Sesame-Ginger Frittata with Broccoli and Shrimp
2 cups 1/2-inch pieces of broccoli florets
2 or 3 scallions, trimmed and freshly chopped
1 cup finely chopped red onion
1 cup fresh bean sprouts
5 ounces peeled cooked shrimp, cut into 1/2-inch pieces (about 1 1/2 cups)
3/4 teaspoon toasted sesame oil
1/4 teaspoon freshly ground black pepper
3 large eggs
4 large egg whites
2 tablespoons all-purpose flour
1 tablespoon cornstarch
1 tablespoon cold water
1 tablespoon reduced sodium soy sauce
1 teaspoon rice vinegar
1 small garlic clove, minced
1/2 teaspoon grated peeled fresh ginger
1/2 teaspoon sugar
1/2 cup fat-free, reduced sodium chicken broth
Canola oil spray
1. In a medium bowl, combine the broccoli, scallions, onion, bean sprouts, shrimp, sesame oil, and pepper.
2. In another bowl, whisk the eggs, egg whites, and flour for about 2 minutes, until the lumps are almost gone.

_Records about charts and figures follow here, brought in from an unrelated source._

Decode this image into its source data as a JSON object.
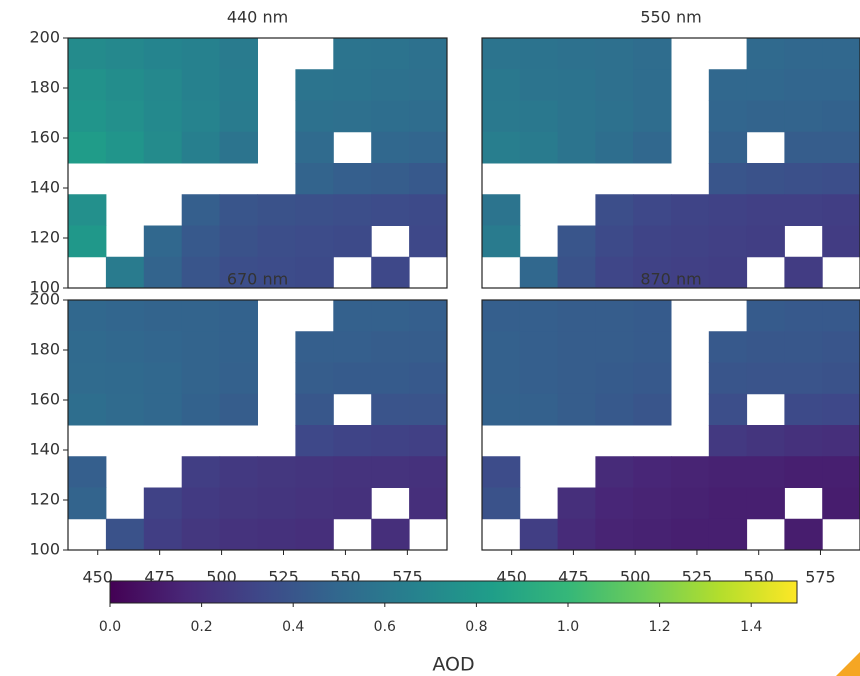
{
  "chart_data": [
    {
      "type": "heatmap",
      "title": "440 nm",
      "xlim": [
        438,
        591
      ],
      "ylim": [
        100,
        200
      ],
      "yticks": [
        100,
        120,
        140,
        160,
        180,
        200
      ],
      "colormap": "viridis",
      "z": [
        [
          0.72,
          0.7,
          0.68,
          0.66,
          0.62,
          null,
          null,
          0.58,
          0.57,
          0.56
        ],
        [
          0.76,
          0.73,
          0.7,
          0.66,
          0.63,
          null,
          0.58,
          0.57,
          0.56,
          0.55
        ],
        [
          0.78,
          0.75,
          0.71,
          0.67,
          0.62,
          null,
          0.56,
          0.55,
          0.54,
          0.53
        ],
        [
          0.82,
          0.78,
          0.72,
          0.65,
          0.58,
          null,
          0.52,
          null,
          0.5,
          0.49
        ],
        [
          null,
          null,
          null,
          null,
          null,
          null,
          0.48,
          0.45,
          0.44,
          0.42
        ],
        [
          0.75,
          null,
          null,
          0.45,
          0.4,
          0.38,
          0.37,
          0.36,
          0.35,
          0.34
        ],
        [
          0.8,
          null,
          0.5,
          0.42,
          0.38,
          0.36,
          0.35,
          0.34,
          null,
          0.33
        ],
        [
          null,
          0.62,
          0.48,
          0.4,
          0.36,
          0.35,
          0.34,
          null,
          0.33,
          null
        ]
      ]
    },
    {
      "type": "heatmap",
      "title": "550 nm",
      "xlim": [
        438,
        591
      ],
      "ylim": [
        100,
        200
      ],
      "colormap": "viridis",
      "z": [
        [
          0.58,
          0.57,
          0.56,
          0.55,
          0.53,
          null,
          null,
          0.51,
          0.5,
          0.5
        ],
        [
          0.6,
          0.58,
          0.57,
          0.55,
          0.53,
          null,
          0.5,
          0.5,
          0.49,
          0.49
        ],
        [
          0.61,
          0.6,
          0.58,
          0.56,
          0.53,
          null,
          0.49,
          0.48,
          0.48,
          0.47
        ],
        [
          0.64,
          0.62,
          0.58,
          0.54,
          0.5,
          null,
          0.46,
          null,
          0.44,
          0.44
        ],
        [
          null,
          null,
          null,
          null,
          null,
          null,
          0.4,
          0.38,
          0.37,
          0.36
        ],
        [
          0.58,
          null,
          null,
          0.36,
          0.33,
          0.31,
          0.3,
          0.29,
          0.29,
          0.28
        ],
        [
          0.62,
          null,
          0.4,
          0.34,
          0.31,
          0.3,
          0.29,
          0.28,
          null,
          0.27
        ],
        [
          null,
          0.5,
          0.38,
          0.32,
          0.3,
          0.29,
          0.28,
          null,
          0.27,
          null
        ]
      ]
    },
    {
      "type": "heatmap",
      "title": "670 nm",
      "xlim": [
        438,
        591
      ],
      "ylim": [
        100,
        200
      ],
      "xticks": [
        450,
        475,
        500,
        525,
        550,
        575
      ],
      "yticks": [
        100,
        120,
        140,
        160,
        180,
        200
      ],
      "colormap": "viridis",
      "z": [
        [
          0.5,
          0.49,
          0.48,
          0.48,
          0.47,
          null,
          null,
          0.46,
          0.46,
          0.45
        ],
        [
          0.51,
          0.5,
          0.49,
          0.48,
          0.47,
          null,
          0.45,
          0.45,
          0.44,
          0.44
        ],
        [
          0.52,
          0.51,
          0.5,
          0.48,
          0.46,
          null,
          0.44,
          0.43,
          0.43,
          0.42
        ],
        [
          0.54,
          0.52,
          0.5,
          0.47,
          0.44,
          null,
          0.41,
          null,
          0.39,
          0.39
        ],
        [
          null,
          null,
          null,
          null,
          null,
          null,
          0.33,
          0.31,
          0.3,
          0.29
        ],
        [
          0.45,
          null,
          null,
          0.28,
          0.25,
          0.24,
          0.23,
          0.22,
          0.22,
          0.21
        ],
        [
          0.48,
          null,
          0.3,
          0.26,
          0.24,
          0.23,
          0.22,
          0.21,
          null,
          0.2
        ],
        [
          null,
          0.38,
          0.28,
          0.24,
          0.22,
          0.21,
          0.2,
          null,
          0.2,
          null
        ]
      ]
    },
    {
      "type": "heatmap",
      "title": "870 nm",
      "xlim": [
        438,
        591
      ],
      "ylim": [
        100,
        200
      ],
      "xticks": [
        450,
        475,
        500,
        525,
        550,
        575
      ],
      "colormap": "viridis",
      "z": [
        [
          0.45,
          0.45,
          0.44,
          0.44,
          0.43,
          null,
          null,
          0.43,
          0.42,
          0.42
        ],
        [
          0.46,
          0.45,
          0.44,
          0.44,
          0.43,
          null,
          0.42,
          0.41,
          0.41,
          0.4
        ],
        [
          0.46,
          0.45,
          0.44,
          0.43,
          0.42,
          null,
          0.4,
          0.39,
          0.39,
          0.38
        ],
        [
          0.47,
          0.46,
          0.44,
          0.42,
          0.4,
          null,
          0.36,
          null,
          0.34,
          0.33
        ],
        [
          null,
          null,
          null,
          null,
          null,
          null,
          0.25,
          0.23,
          0.21,
          0.2
        ],
        [
          0.35,
          null,
          null,
          0.18,
          0.16,
          0.15,
          0.14,
          0.14,
          0.13,
          0.13
        ],
        [
          0.38,
          null,
          0.2,
          0.16,
          0.15,
          0.14,
          0.13,
          0.13,
          null,
          0.12
        ],
        [
          null,
          0.28,
          0.18,
          0.15,
          0.14,
          0.13,
          0.13,
          null,
          0.12,
          null
        ]
      ]
    },
    {
      "type": "colorbar",
      "label": "AOD",
      "clim": [
        0,
        1.5
      ],
      "colormap": "viridis",
      "ticks": [
        {
          "value": 0,
          "label": "0.0"
        },
        0.2,
        0.4,
        0.6,
        0.8,
        {
          "value": 1,
          "label": "1.0"
        },
        1.2,
        1.4
      ]
    }
  ]
}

Pour this over the vegetable mixture, mix well with a fork, and set it aside.
3. Preheat the broiler.
4. In a small bowl, mix the cornstarch into the 1 tablespoon cold water to dissolve and place it near the stove.
5. In a small pan, bring the soy sauce, vinegar, garlic, ginger, sugar and broth to a boil over medium heat. Stir the cornstarch mixture, pour it into the hot liquid, and whisk 1 to 2 minutes, until the sauce is thick and translucent.
6. Coat a large, ovenproof, nonstick skillet with canola oil spray. Heat the skillet over medium-low heat.
7. Stir the egg and vegetable mixture and pour it into the skillet, smoothing the mixture into an even layer.
8. Cook for about 4 minutes, until the eggs are set and the bottom is browned.
9. Place the skillet under the broiler for about 2 minutes, until the top is browned and the center is almost dry.
10. Loosen the frittata from the skillet with a spatula and slide it onto a serving dish. Cut the frittata into quarters and serve with the warm sauce spooned over the wedges.
Per serving: 13g carbohydrates; 2g dietary fiber; 19g protein; 5g total fat (1g saturated fat); 430mg sodium; 168 calories.